More people are now depressed because of the socioeconomic conditions: shrinking employment opportunities, loss of job, insecurity caused by violence and crime and physical hardships caused by the breakdown of governance. These factors lead to anxiety. An excess of anxiety actually has a negative impact on a person’s capacity to function. He shows symptoms such as feeling low, forgetfulness and lack of interest in his surroundings.
A survey conducted by the PAMH found that one in every four households had a member who was suffering from depression and needed help. Sometimes the depression is masked and its symptoms manifest themselves in other ways. The problem with such depression is that it requires the root causes to be addressed.
Psychiatrists cannot be expected to resolve the myriad problems that beset this country, unemployment and unbridled violence being the ones having the gravest impact on mental health.
Hence they try to give hope to their patients and counsel them on how to cope in these difficult times, while advising them to seek the company of their friends. Forming networks of support groups is another suggestion that is widely given. Prof Haroon feels sharing of one’s concerns and organising collective activities are the best therapy for depression induced by socioeconomic conditions beyond people’s control.
In Pakistan a redeeming factor could have been an inspiring leadership that showed the people the light at the end of the tunnel. But that too is missing. Its own role in creating instability in the country has been gargantuan. Small wonder the state of mental health is so dismal here and the leaders are held responsible for failing to rectify the mess. They have not been at the forefront in times of crisis.

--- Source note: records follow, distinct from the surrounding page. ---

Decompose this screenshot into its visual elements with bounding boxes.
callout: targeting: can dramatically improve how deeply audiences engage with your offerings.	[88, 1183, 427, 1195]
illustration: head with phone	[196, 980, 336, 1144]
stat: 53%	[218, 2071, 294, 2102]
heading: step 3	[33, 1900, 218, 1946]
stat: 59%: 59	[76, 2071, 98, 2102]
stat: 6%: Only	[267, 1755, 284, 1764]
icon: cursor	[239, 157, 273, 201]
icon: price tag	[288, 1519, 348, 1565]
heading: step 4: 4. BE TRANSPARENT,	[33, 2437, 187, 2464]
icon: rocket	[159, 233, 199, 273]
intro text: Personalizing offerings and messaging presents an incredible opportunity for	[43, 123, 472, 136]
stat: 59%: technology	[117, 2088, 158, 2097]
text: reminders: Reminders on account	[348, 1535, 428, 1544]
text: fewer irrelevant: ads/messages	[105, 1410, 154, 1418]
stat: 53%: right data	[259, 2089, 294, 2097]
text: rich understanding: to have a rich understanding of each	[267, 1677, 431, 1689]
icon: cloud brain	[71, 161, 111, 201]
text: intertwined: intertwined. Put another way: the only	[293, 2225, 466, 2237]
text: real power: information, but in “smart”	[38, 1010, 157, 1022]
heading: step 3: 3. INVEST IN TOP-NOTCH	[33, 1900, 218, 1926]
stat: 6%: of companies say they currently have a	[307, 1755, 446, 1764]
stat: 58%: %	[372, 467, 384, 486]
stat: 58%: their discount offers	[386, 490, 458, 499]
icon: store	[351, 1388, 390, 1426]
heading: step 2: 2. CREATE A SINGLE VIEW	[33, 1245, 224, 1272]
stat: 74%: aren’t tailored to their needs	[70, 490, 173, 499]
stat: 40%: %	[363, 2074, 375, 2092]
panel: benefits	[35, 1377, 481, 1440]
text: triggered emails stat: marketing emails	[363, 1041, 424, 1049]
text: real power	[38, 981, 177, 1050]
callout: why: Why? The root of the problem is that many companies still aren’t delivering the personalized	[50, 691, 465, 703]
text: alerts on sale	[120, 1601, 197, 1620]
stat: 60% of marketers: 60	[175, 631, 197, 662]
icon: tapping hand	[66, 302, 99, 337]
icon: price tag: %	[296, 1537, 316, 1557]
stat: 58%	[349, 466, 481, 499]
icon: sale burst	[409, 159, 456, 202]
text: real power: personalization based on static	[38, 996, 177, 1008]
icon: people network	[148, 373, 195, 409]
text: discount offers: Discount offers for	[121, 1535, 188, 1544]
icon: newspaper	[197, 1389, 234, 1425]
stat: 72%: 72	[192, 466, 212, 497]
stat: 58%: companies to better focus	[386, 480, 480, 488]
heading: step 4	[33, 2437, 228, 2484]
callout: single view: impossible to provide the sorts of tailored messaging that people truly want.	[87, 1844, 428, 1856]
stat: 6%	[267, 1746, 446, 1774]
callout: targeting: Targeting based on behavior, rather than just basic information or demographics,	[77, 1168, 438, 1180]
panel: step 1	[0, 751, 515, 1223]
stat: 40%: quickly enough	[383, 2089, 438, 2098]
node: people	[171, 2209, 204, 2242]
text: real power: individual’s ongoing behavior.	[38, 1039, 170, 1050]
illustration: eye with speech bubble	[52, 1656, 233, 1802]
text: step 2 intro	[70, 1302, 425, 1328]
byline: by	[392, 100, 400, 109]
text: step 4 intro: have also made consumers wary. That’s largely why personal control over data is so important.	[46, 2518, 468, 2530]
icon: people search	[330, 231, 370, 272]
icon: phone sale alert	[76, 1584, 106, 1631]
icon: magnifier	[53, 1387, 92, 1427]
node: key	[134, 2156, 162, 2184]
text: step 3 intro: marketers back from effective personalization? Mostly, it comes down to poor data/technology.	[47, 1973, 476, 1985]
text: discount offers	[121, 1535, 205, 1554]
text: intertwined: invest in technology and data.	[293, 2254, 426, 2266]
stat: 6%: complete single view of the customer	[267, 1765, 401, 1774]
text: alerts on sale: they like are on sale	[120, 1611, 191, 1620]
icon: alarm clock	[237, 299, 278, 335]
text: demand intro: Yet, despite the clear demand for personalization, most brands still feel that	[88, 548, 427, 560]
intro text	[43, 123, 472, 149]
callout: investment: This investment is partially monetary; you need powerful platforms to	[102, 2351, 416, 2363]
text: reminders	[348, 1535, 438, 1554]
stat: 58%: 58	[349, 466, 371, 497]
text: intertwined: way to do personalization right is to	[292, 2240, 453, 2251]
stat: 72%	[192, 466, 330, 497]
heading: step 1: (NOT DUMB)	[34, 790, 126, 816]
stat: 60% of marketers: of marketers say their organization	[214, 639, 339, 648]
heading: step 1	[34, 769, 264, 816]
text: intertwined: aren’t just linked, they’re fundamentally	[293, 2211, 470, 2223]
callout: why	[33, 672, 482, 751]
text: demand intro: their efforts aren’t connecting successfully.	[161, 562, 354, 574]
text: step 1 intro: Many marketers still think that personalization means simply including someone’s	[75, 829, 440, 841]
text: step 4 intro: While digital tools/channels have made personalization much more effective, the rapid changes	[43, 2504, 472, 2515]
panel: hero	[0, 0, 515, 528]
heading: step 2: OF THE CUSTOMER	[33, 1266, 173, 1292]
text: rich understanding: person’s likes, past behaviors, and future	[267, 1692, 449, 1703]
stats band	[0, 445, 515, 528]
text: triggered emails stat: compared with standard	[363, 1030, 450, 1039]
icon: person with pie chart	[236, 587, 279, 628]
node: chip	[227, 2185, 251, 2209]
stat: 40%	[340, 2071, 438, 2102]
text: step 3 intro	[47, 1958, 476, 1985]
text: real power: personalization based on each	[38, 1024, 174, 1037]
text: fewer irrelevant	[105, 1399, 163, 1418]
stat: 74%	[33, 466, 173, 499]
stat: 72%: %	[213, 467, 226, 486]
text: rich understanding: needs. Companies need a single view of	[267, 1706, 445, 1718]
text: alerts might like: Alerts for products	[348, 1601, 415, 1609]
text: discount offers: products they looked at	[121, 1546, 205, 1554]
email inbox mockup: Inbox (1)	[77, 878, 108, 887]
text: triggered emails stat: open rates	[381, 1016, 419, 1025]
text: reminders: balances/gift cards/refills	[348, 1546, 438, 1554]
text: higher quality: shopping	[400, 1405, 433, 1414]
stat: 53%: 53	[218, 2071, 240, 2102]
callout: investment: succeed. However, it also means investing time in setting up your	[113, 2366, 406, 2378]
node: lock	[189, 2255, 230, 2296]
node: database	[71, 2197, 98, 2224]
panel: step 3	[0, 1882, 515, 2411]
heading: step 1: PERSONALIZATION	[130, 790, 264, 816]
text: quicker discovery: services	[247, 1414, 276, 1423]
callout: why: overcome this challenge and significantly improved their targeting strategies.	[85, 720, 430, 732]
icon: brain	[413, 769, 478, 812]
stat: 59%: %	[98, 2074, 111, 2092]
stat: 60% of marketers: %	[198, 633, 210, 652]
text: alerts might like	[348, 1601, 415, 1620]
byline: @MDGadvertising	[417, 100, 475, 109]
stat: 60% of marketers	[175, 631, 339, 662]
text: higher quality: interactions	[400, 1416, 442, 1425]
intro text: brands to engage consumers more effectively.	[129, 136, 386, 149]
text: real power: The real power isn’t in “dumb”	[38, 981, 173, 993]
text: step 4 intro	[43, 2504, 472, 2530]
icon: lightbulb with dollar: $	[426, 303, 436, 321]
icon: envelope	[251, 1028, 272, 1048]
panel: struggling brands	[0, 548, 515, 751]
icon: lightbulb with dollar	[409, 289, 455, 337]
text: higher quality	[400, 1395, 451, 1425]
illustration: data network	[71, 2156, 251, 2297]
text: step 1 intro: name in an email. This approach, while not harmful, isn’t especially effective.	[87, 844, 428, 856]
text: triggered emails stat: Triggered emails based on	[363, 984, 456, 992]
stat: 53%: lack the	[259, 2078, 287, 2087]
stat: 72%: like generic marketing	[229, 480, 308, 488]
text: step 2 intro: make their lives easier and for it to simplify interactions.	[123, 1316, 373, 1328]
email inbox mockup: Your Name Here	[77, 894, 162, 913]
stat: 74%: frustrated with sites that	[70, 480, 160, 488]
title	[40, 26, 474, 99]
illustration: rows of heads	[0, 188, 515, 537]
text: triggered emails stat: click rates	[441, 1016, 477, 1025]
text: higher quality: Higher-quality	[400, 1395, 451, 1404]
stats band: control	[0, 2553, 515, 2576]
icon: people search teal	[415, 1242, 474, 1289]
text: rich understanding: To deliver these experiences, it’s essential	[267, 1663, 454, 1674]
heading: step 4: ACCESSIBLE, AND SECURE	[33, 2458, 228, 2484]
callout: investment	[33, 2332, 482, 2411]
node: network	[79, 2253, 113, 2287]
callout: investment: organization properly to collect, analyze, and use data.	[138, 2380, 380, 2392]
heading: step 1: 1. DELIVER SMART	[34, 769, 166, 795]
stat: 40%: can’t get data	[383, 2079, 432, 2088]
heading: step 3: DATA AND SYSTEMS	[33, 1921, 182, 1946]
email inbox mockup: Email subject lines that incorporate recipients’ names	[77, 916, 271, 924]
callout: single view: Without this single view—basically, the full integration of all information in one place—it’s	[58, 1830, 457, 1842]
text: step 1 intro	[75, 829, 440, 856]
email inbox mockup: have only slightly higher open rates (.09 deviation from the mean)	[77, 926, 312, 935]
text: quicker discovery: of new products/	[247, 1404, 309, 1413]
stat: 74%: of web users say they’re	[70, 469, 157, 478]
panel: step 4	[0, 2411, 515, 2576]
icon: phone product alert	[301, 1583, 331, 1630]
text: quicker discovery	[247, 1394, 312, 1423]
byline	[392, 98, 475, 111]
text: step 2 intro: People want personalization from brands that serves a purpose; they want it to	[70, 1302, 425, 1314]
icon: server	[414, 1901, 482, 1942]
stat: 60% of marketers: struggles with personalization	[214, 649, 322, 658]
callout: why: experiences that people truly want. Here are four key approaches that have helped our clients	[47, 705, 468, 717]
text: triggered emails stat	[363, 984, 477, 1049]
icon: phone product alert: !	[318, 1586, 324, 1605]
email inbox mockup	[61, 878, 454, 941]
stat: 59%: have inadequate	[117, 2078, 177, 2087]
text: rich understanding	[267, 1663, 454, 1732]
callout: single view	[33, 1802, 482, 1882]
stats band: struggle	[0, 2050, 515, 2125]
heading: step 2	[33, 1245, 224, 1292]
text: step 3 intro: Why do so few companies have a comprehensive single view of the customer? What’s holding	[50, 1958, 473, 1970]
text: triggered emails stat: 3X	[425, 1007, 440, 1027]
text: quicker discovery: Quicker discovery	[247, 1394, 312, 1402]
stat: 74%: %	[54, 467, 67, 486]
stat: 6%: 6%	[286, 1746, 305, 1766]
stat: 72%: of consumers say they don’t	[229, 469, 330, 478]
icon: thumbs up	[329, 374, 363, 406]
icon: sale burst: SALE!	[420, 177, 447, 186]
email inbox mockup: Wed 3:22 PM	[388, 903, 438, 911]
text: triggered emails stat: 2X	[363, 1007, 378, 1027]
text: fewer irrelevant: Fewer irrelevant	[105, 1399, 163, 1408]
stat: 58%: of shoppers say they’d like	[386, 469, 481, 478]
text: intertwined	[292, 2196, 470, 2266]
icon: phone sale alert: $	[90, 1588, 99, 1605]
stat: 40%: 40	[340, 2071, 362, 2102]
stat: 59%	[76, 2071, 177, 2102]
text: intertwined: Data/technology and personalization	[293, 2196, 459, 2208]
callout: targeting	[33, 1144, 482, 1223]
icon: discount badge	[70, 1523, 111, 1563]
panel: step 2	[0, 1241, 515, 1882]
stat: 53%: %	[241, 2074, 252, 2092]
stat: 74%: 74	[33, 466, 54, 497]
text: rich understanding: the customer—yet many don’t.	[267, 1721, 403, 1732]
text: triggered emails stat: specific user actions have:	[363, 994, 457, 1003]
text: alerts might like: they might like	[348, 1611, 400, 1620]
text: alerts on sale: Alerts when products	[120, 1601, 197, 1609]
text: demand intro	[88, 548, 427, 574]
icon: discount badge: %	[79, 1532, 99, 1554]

A country without an inspiring leader is bad enough for the state of the mental health of its citizens. Contributing in equal measure to the spread of instability and anxiety is a juvenile electronic media that has still to mature. It serves to magnify and intensify news in an attempt to sensationalise it. It is shocking that this is being done in the name of freedom of information when actually what is at stake is profiteering.
The television channels fail to realise the damage they inflict on the mental health of viewers, especially children, by their irresponsible and graphic projection of images of death and destruction, violence and suffering.
The need is for people to rediscover some of the socio-cultural values that provided them strength in yesteryear. Instead of sitting in silence with their eyes glued to the television screen, families and friends would do better to revert to the time-honoured tradition of cultivating the art of conversation and sharing their fears and anxiety to reinforce their inner resilience.